Acun, “Görmek istemeyenden kör, duymak istemeyenden sağır, işitmek istemeyenden cahili yoktur” diyor ve ekliyor: “O’na gidene engel yok. O’na gelene engel yok. O’nu bilene engel yok. O'nu bulana engel yok. O'nunla olana engel yok. O'nunla kalana engel yok.”
Bazen en net göremediklerimiz, bize hayatın en önemli derslerini verir. Etrafımızdaki herkesin koşuşturduğu, sürekli bir yerlere yetişmeye çalıştığı bu dünyada, farklı bir ritimle yaşayanlar var. Onlardan biri de, görme engeline rağmen hayata dört elle sarılan, azmi ve pozitifliği ile bize ilham veren Bülent Acun. Bir an durup, günlük rutinlerimizin ne kadar değerli olduğunu ve engellerin aslında zihnimizde başladığını anlamamızı sağlayan bu röportajda, Acun’un hayata tutunmasını, dünyaya başka bir açıyla bakmayı nasıl başardığını anlayacağız. Önyargıların ötesine geçmeye hazır mısınız?

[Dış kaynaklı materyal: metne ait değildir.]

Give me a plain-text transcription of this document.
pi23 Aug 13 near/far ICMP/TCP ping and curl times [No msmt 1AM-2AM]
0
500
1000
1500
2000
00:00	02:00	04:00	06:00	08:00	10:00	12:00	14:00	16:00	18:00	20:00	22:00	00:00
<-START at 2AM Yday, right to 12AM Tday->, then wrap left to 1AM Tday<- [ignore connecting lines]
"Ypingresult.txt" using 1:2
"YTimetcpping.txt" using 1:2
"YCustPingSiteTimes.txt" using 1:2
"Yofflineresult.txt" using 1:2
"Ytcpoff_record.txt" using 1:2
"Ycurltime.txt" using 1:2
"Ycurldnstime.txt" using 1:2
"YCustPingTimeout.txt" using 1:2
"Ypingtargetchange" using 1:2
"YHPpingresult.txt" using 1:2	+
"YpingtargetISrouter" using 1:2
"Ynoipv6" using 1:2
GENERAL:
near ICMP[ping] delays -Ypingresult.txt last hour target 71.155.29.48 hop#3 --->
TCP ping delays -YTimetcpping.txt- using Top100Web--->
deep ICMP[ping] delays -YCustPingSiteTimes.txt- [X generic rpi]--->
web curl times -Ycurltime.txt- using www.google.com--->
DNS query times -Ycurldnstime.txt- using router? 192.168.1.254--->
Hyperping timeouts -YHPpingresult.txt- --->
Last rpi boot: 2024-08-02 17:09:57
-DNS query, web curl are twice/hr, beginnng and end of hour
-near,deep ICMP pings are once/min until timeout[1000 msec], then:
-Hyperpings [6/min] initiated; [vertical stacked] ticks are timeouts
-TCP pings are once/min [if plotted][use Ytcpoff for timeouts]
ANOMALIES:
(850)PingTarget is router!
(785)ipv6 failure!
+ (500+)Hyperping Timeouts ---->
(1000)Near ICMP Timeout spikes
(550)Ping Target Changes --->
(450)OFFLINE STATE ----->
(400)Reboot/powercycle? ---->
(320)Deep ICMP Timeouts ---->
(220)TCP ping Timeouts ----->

1979 doğumluyum. 80'li yılların arafesinde Mersin'in Aydıncık ilçesi'nin Duruhan Köyü'nde dünyaya geldim. Gözlerimi dünyaya bir köy ortamında açtım. İnsanların fıtratlarının bozulmadığı, ürünlerimizin ekmeğin ekmek gibi koktuğu, pekmezin kokusunun yedi mahalleden duyulduğu, insanların zor şartlara rağmen birbiriyle yardımlaşma, dayanışma ve kaynaşma içerisinde bulunduğu, herkesin herkesi bütün yanlarıyla, bütün yönleriyle bildiği, tanıdığı, çevreyle, insanla, tabiatla, kendisini var edenle dost olduğu bir iklimdi köy iklimi. Köyümüze elektriğin geldiği günleri hatırlıyorum. Sonra rahmetli dedem Köse Mahmut’un kahvehanesini ve müdavimlerinin konuşmalarını, gündemlerini hatırlıyorum. Merhum babam değirmenciydi. O değirmen ortamını hatırlıyorum. Köyde kahve ve değirmen eğer sizin büyüklerinizin elindeyse o köyün nabzı orada atıyor demektir. Bu açıdan bakıldığında taşra merkezinde doğdum diyebilirim. Yani ortamın sıcaklığı hatırlıyorum. Yoksulluk belki, yoksulluk, çaresizlik ama bütün bunlarla beraber bitmek tükenmek bilmeyen bir azim, gayret, yaşama sevinci. Allah Teâlâ ile ve kendileriyle barışık insanlar, bozulmamış fıtratlar, bozulmamış lezzetler.
Sonradan görmeyenlerdeniz
Evet, dört yaşında geçirdiğim bir meninjit hastalığı neticesinde görme yeteneğimi, görme yetimi yüzde 95 oranda kaybettim. Ben bunu şöyle bir latifeyle aktarıyorum, “Biz sonradan görmelerden değiliz ama sonradan görmeyenlerdeniz.” Hatta şöyle bir latifeyi daha aktarmama müsaade edin: Sorarlar bazen halk arasında, derler ki, “Hocam görme yetinizi doğuştan mı kaybettiniz?” Soruda bir art niyet yok. Ama biz bu suali bir hikmete dönüştürmek için şöyle diyoruz: “Ne anadan ne babadan Allah'tan” diyoruz.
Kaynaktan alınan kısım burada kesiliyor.